Optimizing Crop Water Use for Drought and Climate Change Adaptation Requires a Multi-Scale Approach

Selection criteria that co-optimize water use efficiency and yield are needed to promote plant productivity in increasingly challenging and variable drought scenarios, particularly dryland cereals in the semi-arid tropics. Optimizing water use efficiency and yield fundamentally involves transpiration dynamics, where restriction of maximum transpiration rate helps to avoid early crop failure, while maximizing grain filling.

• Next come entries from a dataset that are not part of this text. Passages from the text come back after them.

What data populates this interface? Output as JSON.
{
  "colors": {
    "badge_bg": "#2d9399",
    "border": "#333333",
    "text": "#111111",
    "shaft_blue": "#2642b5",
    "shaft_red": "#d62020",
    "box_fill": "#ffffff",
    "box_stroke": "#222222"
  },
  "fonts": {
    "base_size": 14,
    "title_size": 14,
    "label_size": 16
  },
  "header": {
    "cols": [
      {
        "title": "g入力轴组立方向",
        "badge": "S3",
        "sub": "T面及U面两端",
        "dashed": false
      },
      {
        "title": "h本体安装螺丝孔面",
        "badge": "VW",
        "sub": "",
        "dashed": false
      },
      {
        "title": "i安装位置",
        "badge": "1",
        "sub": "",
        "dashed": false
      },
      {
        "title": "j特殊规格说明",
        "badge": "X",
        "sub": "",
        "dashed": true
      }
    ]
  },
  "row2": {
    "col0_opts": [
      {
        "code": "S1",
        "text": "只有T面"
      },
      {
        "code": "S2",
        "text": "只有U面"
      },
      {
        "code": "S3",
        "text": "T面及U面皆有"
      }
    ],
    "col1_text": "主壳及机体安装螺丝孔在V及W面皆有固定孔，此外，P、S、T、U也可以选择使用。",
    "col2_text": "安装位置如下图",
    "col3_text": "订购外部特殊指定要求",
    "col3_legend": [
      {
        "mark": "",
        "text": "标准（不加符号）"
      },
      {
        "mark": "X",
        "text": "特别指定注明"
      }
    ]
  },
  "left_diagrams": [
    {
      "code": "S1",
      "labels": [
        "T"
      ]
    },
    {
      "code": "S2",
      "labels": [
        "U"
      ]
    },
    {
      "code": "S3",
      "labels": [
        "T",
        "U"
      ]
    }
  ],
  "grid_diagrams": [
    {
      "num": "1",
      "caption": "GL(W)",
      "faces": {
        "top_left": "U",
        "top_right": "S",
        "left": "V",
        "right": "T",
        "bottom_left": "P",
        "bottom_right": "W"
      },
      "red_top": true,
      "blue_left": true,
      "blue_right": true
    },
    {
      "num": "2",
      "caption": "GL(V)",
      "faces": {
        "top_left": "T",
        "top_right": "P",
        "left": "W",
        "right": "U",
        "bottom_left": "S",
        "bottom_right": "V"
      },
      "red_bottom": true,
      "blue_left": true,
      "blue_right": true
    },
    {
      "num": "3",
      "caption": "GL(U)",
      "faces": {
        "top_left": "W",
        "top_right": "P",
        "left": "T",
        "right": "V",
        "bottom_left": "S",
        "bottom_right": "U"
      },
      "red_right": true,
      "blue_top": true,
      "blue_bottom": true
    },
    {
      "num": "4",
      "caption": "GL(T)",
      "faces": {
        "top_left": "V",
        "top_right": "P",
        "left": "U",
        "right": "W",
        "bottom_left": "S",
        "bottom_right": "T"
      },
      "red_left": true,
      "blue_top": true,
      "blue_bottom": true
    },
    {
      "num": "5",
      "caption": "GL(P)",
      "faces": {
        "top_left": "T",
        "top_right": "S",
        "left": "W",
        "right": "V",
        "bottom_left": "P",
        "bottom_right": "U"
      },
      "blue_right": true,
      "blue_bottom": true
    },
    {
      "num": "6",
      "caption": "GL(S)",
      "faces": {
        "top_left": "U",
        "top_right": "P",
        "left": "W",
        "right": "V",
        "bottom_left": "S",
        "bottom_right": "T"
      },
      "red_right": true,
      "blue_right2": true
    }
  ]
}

Transpiration restriction can be regulated by multiple mechanisms and involves cross-organ coordination. This coordination involves complex feedbacks and feedforwards over time scales ranging from minutes to weeks, and from spatial scales ranging from cell membrane to crop canopy. Aquaporins have direct effect but various compensation and coordination pathways involve phenology, relative root and shoot growth, shoot architecture, root length distribution profile, as well as other architectural and anatomical aspects of plant form and function. We propose gravimetric phenotyping as an integrative, cross-scale solution to understand the dynamic, interwoven, and context-dependent coordination of transpiration regulation. The most fruitful breeding strategy is likely to be that which maintains focus on the phene of interest, namely, daily and season level transpiration dynamics. This direct selection approach is more precise than yield-based selection but sufficiently integrative to capture attenuating and complementary factors.